New Headwaters Chief of Staff is a dedicated professional

October 29, 2014   ·   0 Comments

Determination and a strong dedication to the medical profession, as a leader, an administrator and a clinician brought Dr. Somaiah Ahmed to the position of Chief of Staff and Vice President of Medical Affairs of Headwaters Health Care Centre, as of September 12, 2014.

“My parents always pushed me to excel at my studies,” she admitted, adding that she did so in mathematics and sciences.

It was her ambition to work as a family practitioner. She studied family medicine at the University of Toronto in the rural program. Upon graduation, she worked “with various physicians, in ER, et cetera.”

She told us, “From the beginning, I wanted to work in a small town. I lived with my family in Hamilton. So, I came here in 2009 and worked in the ER. I loved caring for people.”

In 2010, Dr. Ahmed started her own practice while still doing shifts in the ER. The following year, she was appointed ER Chief and, as she said, “I stayed with it until the Chief of Staff appointment came up.”

During her administration as ER Chief, Dr. Ahmed wanted to concentrate on the patients and the kind of care they were receiving and the time it took to give that care. Surely part of her success is her intense interest in the well being of patients in more than simply tending to their wounds and illnesses. While working in the ER, she analysed the way in which patients were triaged and dealt with. She was always on the hunt for better ways to move them in and through.

“Our hospital has been one of the top three hospitals [in Ontario] for wait times,” she was pleased to advise us.

When asked how does this happen and not happen, she replied, “As a patient, you need to remember you never know what’s going to happen. Your crisis is your crisis but if 50 people come in at once…” she said, leaving this mental picture to tell its own story.

She explained that in the last three years, the ER has been divided into two zones: acute and rapid assessment, namely, stitches, casts, abdominal pain – not exposed to infection.

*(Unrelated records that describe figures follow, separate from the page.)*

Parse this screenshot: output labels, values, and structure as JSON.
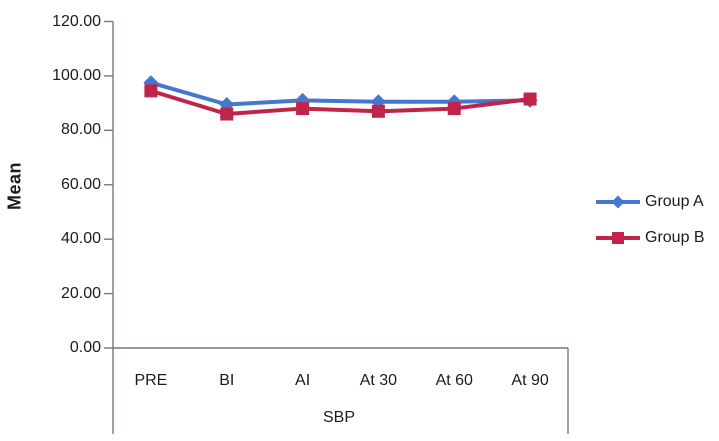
{
  "chart_data": {
    "type": "line",
    "categories": [
      "PRE",
      "BI",
      "AI",
      "At 30",
      "At 60",
      "At 90"
    ],
    "series": [
      {
        "name": "Group A",
        "color": "#4677CF",
        "marker": "diamond",
        "values": [
          97.5,
          89.5,
          91.0,
          90.5,
          90.5,
          91.0
        ]
      },
      {
        "name": "Group B",
        "color": "#C12449",
        "marker": "square",
        "values": [
          94.5,
          86.0,
          88.0,
          87.0,
          88.0,
          91.5
        ]
      }
    ],
    "title": "",
    "xlabel": "SBP",
    "ylabel": "Mean",
    "ylim": [
      0,
      120
    ],
    "ytick_step": 20,
    "ytick_labels": [
      "0.00",
      "20.00",
      "40.00",
      "60.00",
      "80.00",
      "100.00",
      "120.00"
    ],
    "grid": false,
    "legend_position": "right"
  },
  "colors": {
    "axis": "#6E7D75",
    "text": "#1C1C1C",
    "background": "#FFFFFF"
  }
}
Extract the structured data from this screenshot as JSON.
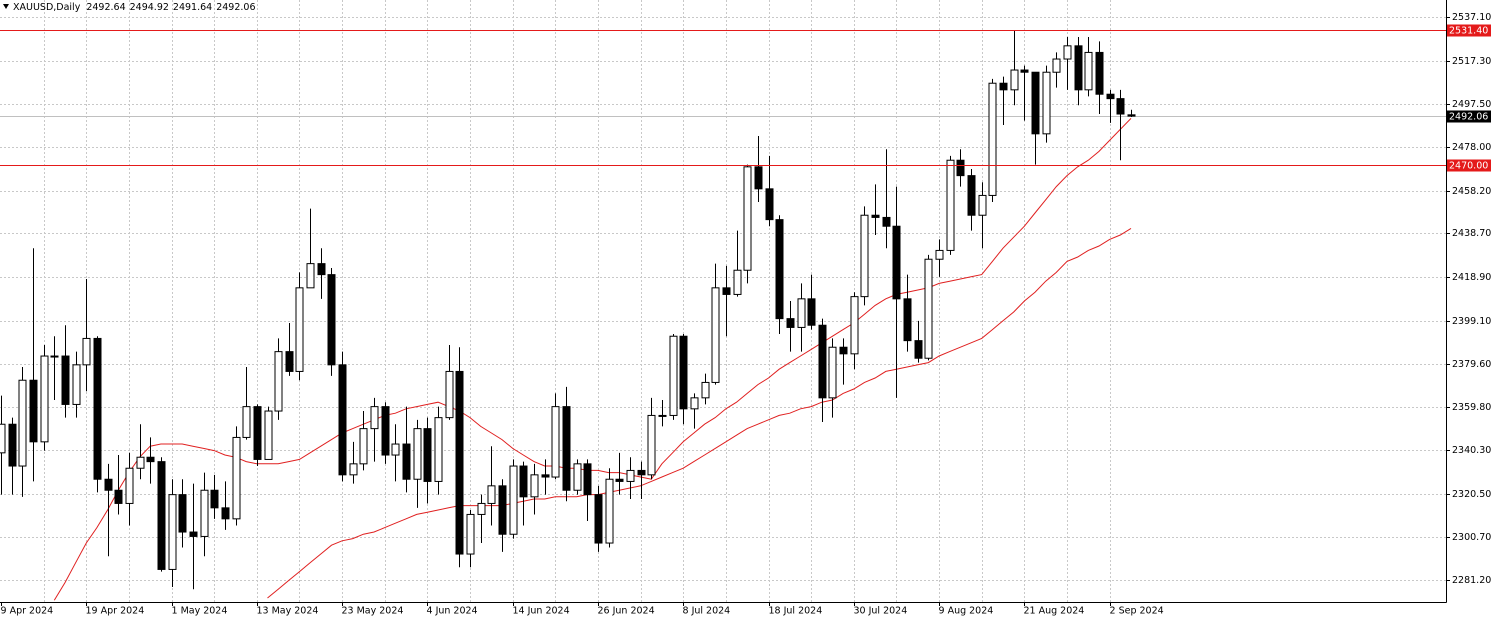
{
  "chart_data": {
    "type": "candlestick",
    "title": "XAUUSD,Daily",
    "categories": [
      "9 Apr 2024",
      null,
      null,
      null,
      null,
      null,
      null,
      null,
      "19 Apr 2024",
      null,
      null,
      null,
      null,
      null,
      null,
      null,
      "1 May 2024",
      null,
      null,
      null,
      null,
      null,
      null,
      null,
      "13 May 2024",
      null,
      null,
      null,
      null,
      null,
      null,
      null,
      "23 May 2024",
      null,
      null,
      null,
      null,
      null,
      null,
      null,
      "4 Jun 2024",
      null,
      null,
      null,
      null,
      null,
      null,
      null,
      "14 Jun 2024",
      null,
      null,
      null,
      null,
      null,
      null,
      null,
      "26 Jun 2024",
      null,
      null,
      null,
      null,
      null,
      null,
      null,
      "8 Jul 2024",
      null,
      null,
      null,
      null,
      null,
      null,
      null,
      "18 Jul 2024",
      null,
      null,
      null,
      null,
      null,
      null,
      null,
      "30 Jul 2024",
      null,
      null,
      null,
      null,
      null,
      null,
      null,
      "9 Aug 2024",
      null,
      null,
      null,
      null,
      null,
      null,
      null,
      "21 Aug 2024",
      null,
      null,
      null,
      null,
      null,
      null,
      null,
      "2 Sep 2024",
      null,
      null
    ],
    "open": [
      2339,
      2352,
      2333,
      2372,
      2344,
      2383,
      2383,
      2361,
      2379,
      2391,
      2327,
      2322,
      2316,
      2332,
      2337,
      2335,
      2286,
      2320,
      2303,
      2301,
      2322,
      2314,
      2309,
      2346,
      2360,
      2336,
      2358,
      2385,
      2376,
      2414,
      2425,
      2420,
      2379,
      2329,
      2334,
      2350,
      2360,
      2338,
      2343,
      2327,
      2350,
      2326,
      2355,
      2376,
      2293,
      2311,
      2316,
      2324,
      2302,
      2333,
      2319,
      2329,
      2328,
      2360,
      2322,
      2334,
      2320,
      2298,
      2327,
      2326,
      2331,
      2329,
      2356,
      2356,
      2392,
      2359,
      2364,
      2371,
      2414,
      2411,
      2422,
      2469,
      2459,
      2445,
      2400,
      2396,
      2409,
      2397,
      2364,
      2387,
      2384,
      2410,
      2447,
      2446,
      2442,
      2409,
      2390,
      2382,
      2427,
      2431,
      2472,
      2465,
      2447,
      2456,
      2507,
      2504,
      2513,
      2512,
      2484,
      2512,
      2518,
      2524,
      2504,
      2521,
      2502,
      2500,
      2492.64
    ],
    "high": [
      2365,
      2355,
      2378,
      2432,
      2388,
      2392,
      2397,
      2385,
      2418,
      2392,
      2334,
      2338,
      2339,
      2352,
      2346,
      2337,
      2327,
      2327,
      2325,
      2330,
      2329,
      2326,
      2351,
      2378,
      2361,
      2360,
      2391,
      2398,
      2421,
      2450,
      2432,
      2423,
      2385,
      2344,
      2358,
      2364,
      2362,
      2352,
      2360,
      2354,
      2355,
      2360,
      2388,
      2387,
      2313,
      2320,
      2342,
      2327,
      2336,
      2335,
      2334,
      2336,
      2366,
      2369,
      2336,
      2336,
      2324,
      2332,
      2339,
      2337,
      2335,
      2364,
      2363,
      2393,
      2393,
      2366,
      2375,
      2425,
      2424,
      2440,
      2470,
      2483,
      2474,
      2447,
      2408,
      2416,
      2420,
      2400,
      2391,
      2391,
      2412,
      2451,
      2461,
      2477,
      2460,
      2420,
      2399,
      2429,
      2436,
      2474,
      2477,
      2468,
      2462,
      2509,
      2510,
      2531,
      2515,
      2512,
      2515,
      2521,
      2528,
      2528,
      2528,
      2526,
      2504,
      2504,
      2494.92
    ],
    "low": [
      2320,
      2320,
      2319,
      2326,
      2340,
      2363,
      2355,
      2355,
      2367,
      2321,
      2292,
      2311,
      2306,
      2327,
      2325,
      2285,
      2278,
      2296,
      2277,
      2292,
      2309,
      2304,
      2306,
      2345,
      2333,
      2337,
      2354,
      2374,
      2372,
      2414,
      2409,
      2374,
      2326,
      2325,
      2331,
      2335,
      2334,
      2326,
      2321,
      2314,
      2316,
      2320,
      2354,
      2287,
      2287,
      2298,
      2306,
      2294,
      2300,
      2306,
      2311,
      2320,
      2327,
      2317,
      2320,
      2308,
      2294,
      2296,
      2320,
      2318,
      2318,
      2327,
      2351,
      2354,
      2352,
      2350,
      2361,
      2370,
      2392,
      2410,
      2416,
      2453,
      2442,
      2393,
      2385,
      2385,
      2395,
      2353,
      2355,
      2370,
      2377,
      2406,
      2438,
      2432,
      2364,
      2385,
      2380,
      2381,
      2419,
      2429,
      2460,
      2440,
      2432,
      2453,
      2488,
      2497,
      2490,
      2470,
      2480,
      2505,
      2504,
      2497,
      2501,
      2493,
      2489,
      2472,
      2491.64
    ],
    "close": [
      2352,
      2333,
      2372,
      2344,
      2383,
      2383,
      2361,
      2379,
      2391,
      2327,
      2322,
      2316,
      2332,
      2337,
      2335,
      2286,
      2320,
      2303,
      2301,
      2322,
      2314,
      2309,
      2346,
      2360,
      2336,
      2358,
      2385,
      2376,
      2414,
      2425,
      2420,
      2379,
      2329,
      2334,
      2350,
      2360,
      2338,
      2343,
      2327,
      2350,
      2326,
      2355,
      2376,
      2293,
      2311,
      2316,
      2324,
      2302,
      2333,
      2319,
      2329,
      2328,
      2360,
      2322,
      2334,
      2320,
      2298,
      2327,
      2326,
      2331,
      2329,
      2356,
      2356,
      2392,
      2359,
      2364,
      2371,
      2414,
      2411,
      2422,
      2469,
      2459,
      2445,
      2400,
      2396,
      2409,
      2397,
      2364,
      2387,
      2384,
      2410,
      2447,
      2446,
      2442,
      2409,
      2390,
      2382,
      2427,
      2431,
      2472,
      2465,
      2447,
      2456,
      2507,
      2504,
      2513,
      2512,
      2484,
      2512,
      2518,
      2524,
      2504,
      2521,
      2502,
      2500,
      2493,
      2492.06
    ],
    "lines": [
      {
        "color": "#e02020",
        "values": [
          null,
          null,
          null,
          null,
          null,
          2272,
          2280,
          2289,
          2298,
          2305,
          2313,
          2322,
          2330,
          2337,
          2342,
          2343,
          2343,
          2343,
          2342,
          2341,
          2340,
          2338,
          2337,
          2335,
          2334,
          2334,
          2334,
          2335,
          2336,
          2339,
          2342,
          2345,
          2348,
          2350,
          2352,
          2354,
          2356,
          2357,
          2359,
          2360,
          2361,
          2362,
          2360,
          2358,
          2355,
          2351,
          2348,
          2345,
          2341,
          2338,
          2335,
          2333,
          2333,
          2332,
          2332,
          2331,
          2331,
          2330,
          2330,
          2329,
          2328,
          2327,
          2334,
          2339,
          2344,
          2348,
          2352,
          2355,
          2359,
          2362,
          2366,
          2370,
          2373,
          2377,
          2380,
          2383,
          2386,
          2389,
          2392,
          2395,
          2398,
          2402,
          2406,
          2409,
          2411,
          2412,
          2413,
          2414,
          2416,
          2417,
          2418,
          2419,
          2420,
          2426,
          2432,
          2437,
          2442,
          2448,
          2454,
          2460,
          2465,
          2469,
          2472,
          2476,
          2481,
          2486,
          2491
        ]
      },
      {
        "color": "#e02020",
        "values": [
          null,
          null,
          null,
          null,
          null,
          null,
          null,
          null,
          null,
          null,
          null,
          null,
          null,
          null,
          null,
          null,
          null,
          null,
          null,
          null,
          null,
          null,
          null,
          null,
          null,
          2273,
          2277,
          2281,
          2285,
          2289,
          2293,
          2297,
          2299,
          2300,
          2302,
          2303,
          2305,
          2307,
          2309,
          2311,
          2312,
          2313,
          2314,
          2315,
          2315,
          2315,
          2315,
          2315,
          2316,
          2317,
          2318,
          2318,
          2319,
          2319,
          2319,
          2320,
          2320,
          2321,
          2322,
          2323,
          2324,
          2326,
          2328,
          2330,
          2332,
          2335,
          2338,
          2341,
          2344,
          2347,
          2350,
          2352,
          2354,
          2356,
          2357,
          2359,
          2360,
          2362,
          2363,
          2366,
          2368,
          2371,
          2373,
          2376,
          2377,
          2378,
          2379,
          2380,
          2383,
          2385,
          2387,
          2389,
          2391,
          2395,
          2399,
          2403,
          2408,
          2412,
          2417,
          2421,
          2426,
          2428,
          2431,
          2433,
          2436,
          2438,
          2441
        ]
      }
    ],
    "levels": [
      {
        "value": 2531.4,
        "label": "2531.40"
      },
      {
        "value": 2470,
        "label": "2470.00"
      }
    ],
    "level_color": "#e41a1a",
    "up_color": "#ffffff",
    "down_color": "#000000",
    "ylim": [
      2271.2,
      2544.83
    ],
    "yticks": [
      {
        "value": 2537.1,
        "label": "2537.10"
      },
      {
        "value": 2517.3,
        "label": "2517.30"
      },
      {
        "value": 2497.5,
        "label": "2497.50"
      },
      {
        "value": 2478,
        "label": "2478.00"
      },
      {
        "value": 2458.2,
        "label": "2458.20"
      },
      {
        "value": 2438.7,
        "label": "2438.70"
      },
      {
        "value": 2418.9,
        "label": "2418.90"
      },
      {
        "value": 2399.1,
        "label": "2399.10"
      },
      {
        "value": 2379.6,
        "label": "2379.60"
      },
      {
        "value": 2359.8,
        "label": "2359.80"
      },
      {
        "value": 2340.3,
        "label": "2340.30"
      },
      {
        "value": 2320.5,
        "label": "2320.50"
      },
      {
        "value": 2300.7,
        "label": "2300.70"
      },
      {
        "value": 2281.2,
        "label": "2281.20"
      }
    ],
    "grid": true
  }
}
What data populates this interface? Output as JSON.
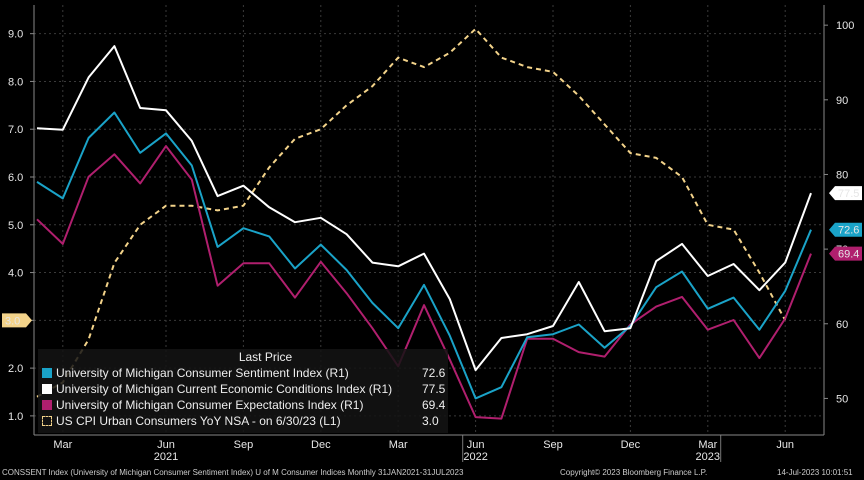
{
  "chart_data": {
    "type": "line",
    "x_labels": [
      {
        "i": 1,
        "label": "Mar"
      },
      {
        "i": 5,
        "label": "Jun"
      },
      {
        "i": 8,
        "label": "Sep"
      },
      {
        "i": 11,
        "label": "Dec"
      },
      {
        "i": 14,
        "label": "Mar"
      },
      {
        "i": 17,
        "label": "Jun"
      },
      {
        "i": 20,
        "label": "Sep"
      },
      {
        "i": 23,
        "label": "Dec"
      },
      {
        "i": 26,
        "label": "Mar"
      },
      {
        "i": 29,
        "label": "Jun"
      }
    ],
    "year_labels": [
      {
        "i": 5,
        "label": "2021"
      },
      {
        "i": 17,
        "label": "2022"
      },
      {
        "i": 26,
        "label": "2023"
      }
    ],
    "left_axis": {
      "ticks": [
        "1.0",
        "2.0",
        "3.0",
        "4.0",
        "5.0",
        "6.0",
        "7.0",
        "8.0",
        "9.0"
      ],
      "ylim": [
        0.6,
        9.6
      ]
    },
    "right_axis": {
      "ticks": [
        "50",
        "60",
        "70",
        "80",
        "90",
        "100"
      ],
      "ylim": [
        45.1,
        102.7
      ]
    },
    "series": [
      {
        "name": "University of Michigan Consumer Sentiment Index  (R1)",
        "axis": "right",
        "color": "#1aa3c8",
        "style": "solid",
        "last": "72.6",
        "values": [
          79.0,
          76.8,
          84.9,
          88.3,
          82.9,
          85.5,
          81.2,
          70.3,
          72.8,
          71.7,
          67.4,
          70.6,
          67.2,
          62.8,
          59.4,
          65.2,
          58.4,
          50.0,
          51.5,
          58.2,
          58.6,
          59.9,
          56.8,
          59.7,
          64.9,
          67.0,
          62.0,
          63.5,
          59.2,
          64.4,
          72.6
        ]
      },
      {
        "name": "University of Michigan Current Economic Conditions Index  (R1)",
        "axis": "right",
        "color": "#ffffff",
        "style": "solid",
        "last": "77.5",
        "values": [
          86.2,
          86.0,
          93.0,
          97.2,
          88.9,
          88.6,
          84.5,
          77.1,
          78.5,
          75.6,
          73.6,
          74.2,
          72.0,
          68.2,
          67.7,
          69.4,
          63.3,
          53.8,
          58.1,
          58.6,
          59.7,
          65.6,
          59.0,
          59.4,
          68.4,
          70.7,
          66.4,
          68.0,
          64.5,
          68.2,
          77.5
        ]
      },
      {
        "name": "University of Michigan Consumer Expectations Index  (R1)",
        "axis": "right",
        "color": "#b01f6e",
        "style": "solid",
        "last": "69.4",
        "values": [
          74.0,
          70.7,
          79.7,
          82.7,
          78.8,
          83.8,
          79.3,
          65.1,
          68.1,
          68.1,
          63.5,
          68.3,
          64.1,
          59.4,
          54.3,
          62.5,
          55.2,
          47.5,
          47.3,
          58.0,
          58.0,
          56.2,
          55.6,
          59.9,
          62.3,
          63.6,
          59.2,
          60.5,
          55.4,
          60.7,
          69.4
        ]
      },
      {
        "name": "US CPI Urban Consumers YoY NSA -  on 6/30/23  (L1)",
        "axis": "left",
        "color": "#f3d38a",
        "style": "dashed",
        "last": "3.0",
        "values": [
          1.4,
          1.7,
          2.6,
          4.2,
          5.0,
          5.4,
          5.4,
          5.3,
          5.4,
          6.2,
          6.8,
          7.0,
          7.5,
          7.9,
          8.5,
          8.3,
          8.6,
          9.1,
          8.5,
          8.3,
          8.2,
          7.7,
          7.1,
          6.5,
          6.4,
          6.0,
          5.0,
          4.9,
          4.0,
          3.0
        ]
      }
    ]
  },
  "legend": {
    "header": "Last Price"
  },
  "footer": {
    "left": "CONSSENT Index (University of Michigan Consumer Sentiment Index) U of M Consumer Indices  Monthly 31JAN2021-31JUL2023",
    "center": "Copyright© 2023 Bloomberg Finance L.P.",
    "right": "14-Jul-2023 10:01:51"
  }
}
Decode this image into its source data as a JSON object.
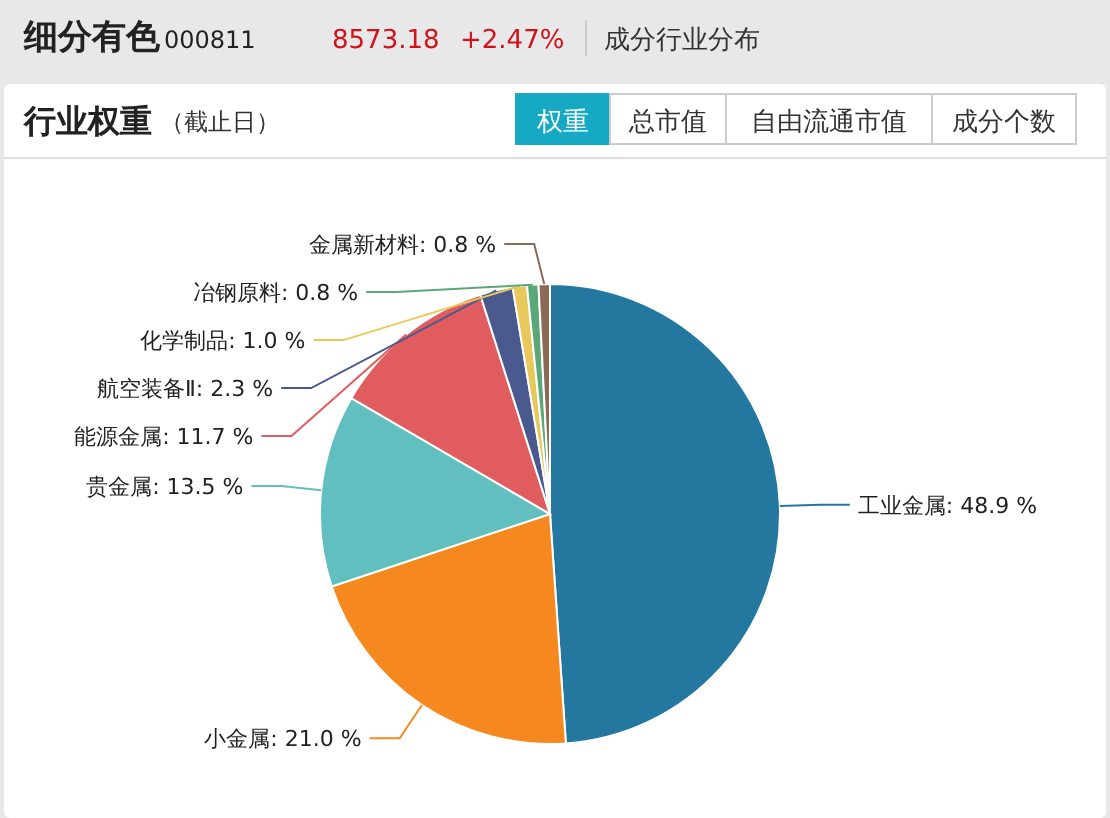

She commented with reference to a doctor shortage, “When you look at the big picture, we are very fortunate here. We are performing well when we look at patient data; we’ve increased our nursing staff.”

Smiling, she told us, “We were awarded for our performance with a one-time funding for our performance.”

To be sure, Dr. Ahmed applied for the position of Chief of Staff and was successful in her ambition but this accomplishment only came after considerable hard work and further studies on her part. To understand the mechanics of this apparent meteoric rise within the structure of the hospital, we asked more about her remarkable background.

Although there are no medics in her family, she was supported and encouraged by them to excel at her studies. It established in her a habit of studying and she had pressed ahead with further courses throughout her working here. It is in her nature, to be ambitious for leadership roles and, so, she has continued her education through the Canadian Medical Association Physician Management Institute leadership programs.

Some of these courses were Leading Change; Conflict and Negotiation; Self Awareness as a Leader; Difficult Behaviours in Physicians and Engaging Others.

“As Chief of Staff and VP Medical Affairs, one of my roles is to really engage in the processes that happen here,” Dr. Ahmed remarked. “I have to serve as a conduit of information.”

We looked at the path that had brought her to this point in so few years.

She said, “I’ve been working hard to end where I am. When I was a Resident, I was the leader of the residents’ association. As ER Chief, I engaged in Canadian courses designed for a physician to be a leader. They covered identifying your strengths, change management, conflict resolution. The ER is the gateway to the hospital’s systems. We have to look at how the ER plays its role but then rest of the system has to work too.

“As Chief, I worked in the ER; I still have a small family practice. I have to make sure I have all the priorities.”

She noted with a nod, “Medicine is a changing world.”

For Dr. Ahmed, “Learning is an ongoing thing. I have two courses at the end of this month that deal with finances and managing people.”

In her view, the leader deals with the big picture while a manager handles the day to day business.

With such a robust career to date, we did ask about her ambitions.

“To develop myself as a leader and administrator. I think always as a clinician.

“I’m committed to being here. This is a natural position where I can see both sides of medicine and the politics.